You must follow the steps of this paragraph: https://docs.corda.net/clientrpc.html#wire-security which I detailed for you below.
When you enable RPC SSL, you must run this command one time (you will be asked to supply 2 new passwords):
java -jar corda.jar generate-rpc-ssl-settings
It will create the rpcsslkeystore.jks under certificates folder, and rpcssltruststore.jks under certificates/export folder.
Inside your node.conf supply the path and password of rpcsslkeystore.jks:
rpcSettings {
useSsl=true
ssl {
keyStorePath=${baseDirectory}/certificates/rpcsslkeystore.jks
keyStorePassword=password
}
standAloneBroker = false
address = "0.0.0.0:10003"
adminAddress = "0.0.0.0:10004"
}
Now if you have a webserver, inside NodeRPCConnection you must use the constructor that takes a ClientRpcSslOptions parameter:
// RPC SSL properties.
@Value("${config.rpc.ssl.truststorepath}")
private String trustStorePath;
@Value("${config.rpc.ssl.truststorepassword}")
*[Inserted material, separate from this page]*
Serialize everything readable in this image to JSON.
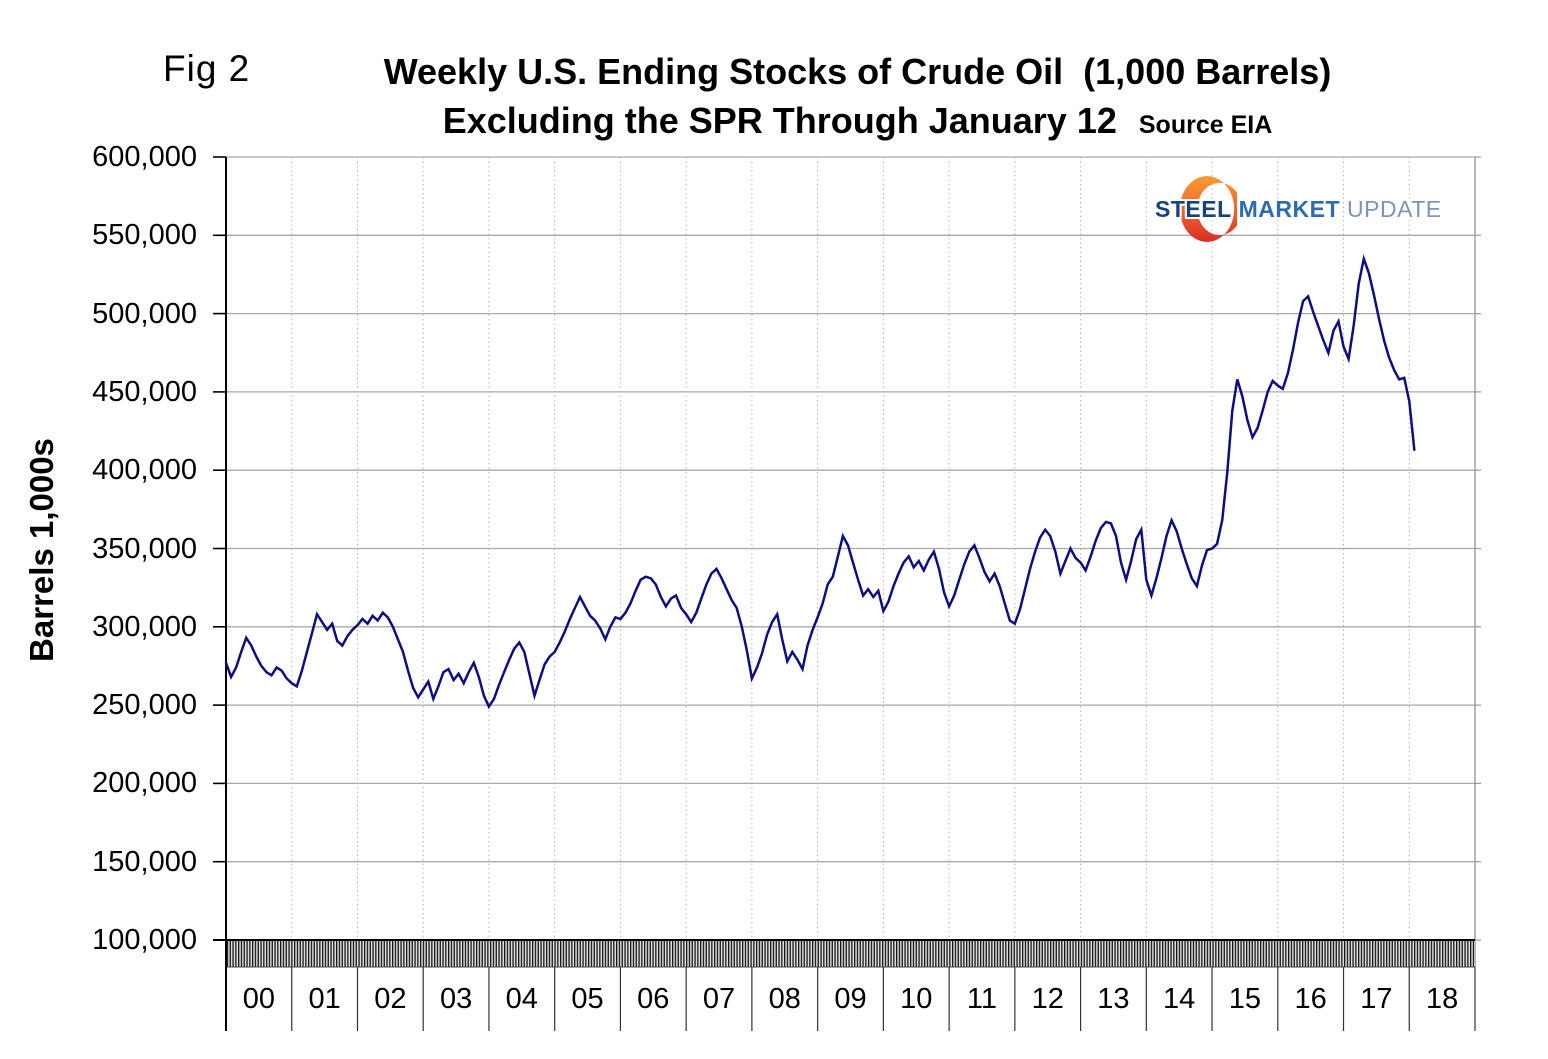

private String trustStorePassword;
@PostConstruct
public void initialiseNodeRPCConnection() {
NetworkHostAndPort rpcAddress = new NetworkHostAndPort(host, rpcPort);
ClientRpcSslOptions clientRpcSslOptions = new ClientRpcSslOptions(Paths.get(trustStorePath),
trustStorePassword, "JKS");
CordaRPCClient rpcClient = new CordaRPCClient(rpcAddress, clientRpcSslOptions, null);
rpcConnection = rpcClient.start(username, password);
proxy = rpcConnection.getProxy();
}
We added above 2 extra attributes that you must now supply when starting the webserver, for that; modify your clients module build.gradle:
task runNodeServer(type: JavaExec, dependsOn: jar) {
classpath = sourceSets.main.runtimeClasspath
main = 'com.example.server.ServerKt'
args '--server.port=50005', '--config.rpc.host=localhost',
'--config.rpc.port=10005', '--config.rpc.username=user1', '--config.rpc.password=test',
'--config.rpc.ssl.truststorepath=/path-to-project/build/nodes/your-node/certificates/export/rpcssltruststore.jks',
'--config.rpc.ssl.truststorepassword=password'
}
If you're planning to connect to the node with a standalone shell, you must do something similar, but it didn't work for me; I reported the following bug: https://github.com/corda/corda/issues/5955
Hi Adel. That's what I am doing. Only that I am not generating the key store separately. I am using the one generated by the network bootstrapper tool. And both the spring client and the built-in (not using standalone) shell server report that they can't find a store in that file. Note: the network was bootstrapped on a different machine and then nodes were moved into the destination machines.
I recommend that you follow the steps that R3 provided, if they say you must run that command and use the generated key and trust stores; then it's for a reason.